我有两个示例数据帧,如下所示:
df1 = pd.DataFrame({'Name': {0: 'John', 1: 'Bob', 2: 'Shiela'},
'Degree': {0: 'Masters', 1: 'Graduate', 2: 'Graduate'},
'Age': {0: 27, 1: 23, 2: 21}})
df2 = pd.DataFrame({'Name': {0: 'John S.', 1: 'Bob K.', 2: 'Frank'},
'Degree': {0: 'Master', 1: 'Graduated', 2: 'Graduated'},
'GPA': {0: 3, 1: 3.5, 2: 4}})
我想使用模糊匹配方法根据两列“名称”和“度”将它们合并在一起,以排除可能的重复项。这是我从这里的参考资料中得到的帮助: Apply fuzzy matching across a dataframe column and save results in a new column
from fuzzywuzzy import fuzz
from fuzzywuzzy import process
compare = pd.MultiIndex.from_product([df1['Name'],
df2['Name']]).to_series()
def metrics(tup):
return pd.Series([fuzz.ratio(*tup),
fuzz.token_sort_ratio(*tup)],
['ratio', 'token'])
compare.apply(metrics)
compare.apply(metrics).unstack().idxmax().unstack(0)
compare.apply(metrics).unstack(0).idxmax().unstack(0)
让我们说一个人的名字和学位的fuzz.ratio都高于80,我们认为他们是同一个人。并将df1中的Name和Degree作为默认值。如何获得以下预期结果?谢谢。
df = df1.merge(df2, on = ['Name', 'Degree'], how = 'outer')

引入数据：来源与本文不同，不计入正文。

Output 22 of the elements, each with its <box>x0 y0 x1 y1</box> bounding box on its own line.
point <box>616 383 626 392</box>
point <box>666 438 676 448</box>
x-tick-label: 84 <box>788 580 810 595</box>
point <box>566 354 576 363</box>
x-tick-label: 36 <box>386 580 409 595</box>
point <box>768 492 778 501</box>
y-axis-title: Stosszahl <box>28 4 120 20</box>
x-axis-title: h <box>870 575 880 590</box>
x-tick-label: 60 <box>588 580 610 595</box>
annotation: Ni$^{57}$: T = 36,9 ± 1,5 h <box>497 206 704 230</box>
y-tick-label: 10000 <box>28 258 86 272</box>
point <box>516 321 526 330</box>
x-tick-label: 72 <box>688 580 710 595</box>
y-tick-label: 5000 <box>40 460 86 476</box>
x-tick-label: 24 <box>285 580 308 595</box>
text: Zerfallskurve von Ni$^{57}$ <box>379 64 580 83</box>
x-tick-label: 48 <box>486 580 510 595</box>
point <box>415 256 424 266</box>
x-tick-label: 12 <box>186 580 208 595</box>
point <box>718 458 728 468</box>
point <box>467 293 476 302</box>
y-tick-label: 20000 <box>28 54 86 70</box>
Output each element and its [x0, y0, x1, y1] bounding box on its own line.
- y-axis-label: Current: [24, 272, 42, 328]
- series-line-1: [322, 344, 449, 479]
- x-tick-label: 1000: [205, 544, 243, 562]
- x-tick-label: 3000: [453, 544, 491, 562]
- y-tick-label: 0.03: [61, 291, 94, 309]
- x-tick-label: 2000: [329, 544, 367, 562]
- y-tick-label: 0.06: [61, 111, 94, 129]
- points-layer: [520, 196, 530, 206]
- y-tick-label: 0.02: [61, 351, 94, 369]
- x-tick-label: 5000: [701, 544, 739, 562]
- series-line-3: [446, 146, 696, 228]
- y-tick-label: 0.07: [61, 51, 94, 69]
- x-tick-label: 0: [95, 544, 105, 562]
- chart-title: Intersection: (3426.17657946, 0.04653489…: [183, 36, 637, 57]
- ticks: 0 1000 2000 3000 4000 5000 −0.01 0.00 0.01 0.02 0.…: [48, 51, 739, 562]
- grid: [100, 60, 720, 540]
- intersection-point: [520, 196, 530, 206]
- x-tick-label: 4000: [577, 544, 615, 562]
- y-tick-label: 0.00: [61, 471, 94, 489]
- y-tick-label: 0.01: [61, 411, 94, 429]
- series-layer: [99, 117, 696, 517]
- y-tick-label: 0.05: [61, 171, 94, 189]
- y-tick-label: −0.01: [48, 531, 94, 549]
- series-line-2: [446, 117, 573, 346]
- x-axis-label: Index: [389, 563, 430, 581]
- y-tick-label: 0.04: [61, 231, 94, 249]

Name Degree Age GPA duplicatedName duplicatedDegree
0 John Masters 27.0 3.0 John S. Master
1 Bob Graduate 23.0 3.5 Bob K. Graduated
2 Shiela Graduate 21.0 NaN NaN Graduated
3 Frank Graduated NaN 4.0 NaN Graduate
答案 0 :(得分:2)
对于我工作60
,我认为比率应该更低。用Series
创建list comprehension
,用N
过滤并获得最大值。最后map
与fillna
和最后merge
:
from fuzzywuzzy import fuzz
from fuzzywuzzy import process
from itertools import product
N = 60
names = {tup: fuzz.ratio(*tup) for tup in
product(df1['Name'].tolist(), df2['Name'].tolist())}
s1 = pd.Series(names)
s1 = s1[s1 > N]
s1 = s1[s1.groupby(level=0).idxmax()]
print (s1)
John S. John
Bob K. Bob
dtype: object
degrees = {tup: fuzz.ratio(*tup) for tup in
product(df1['Degree'].tolist(), df2['Degree'].tolist())}
s2 = pd.Series(degrees)
s2 = s2[s2 > N]
s2 = s2[s2.groupby(level=0).idxmax()]
print (s2)
Graduated Graduate
Master Masters
dtype: object
df2['Name'] = df2['Name'].map(s1).fillna(df2['Name'])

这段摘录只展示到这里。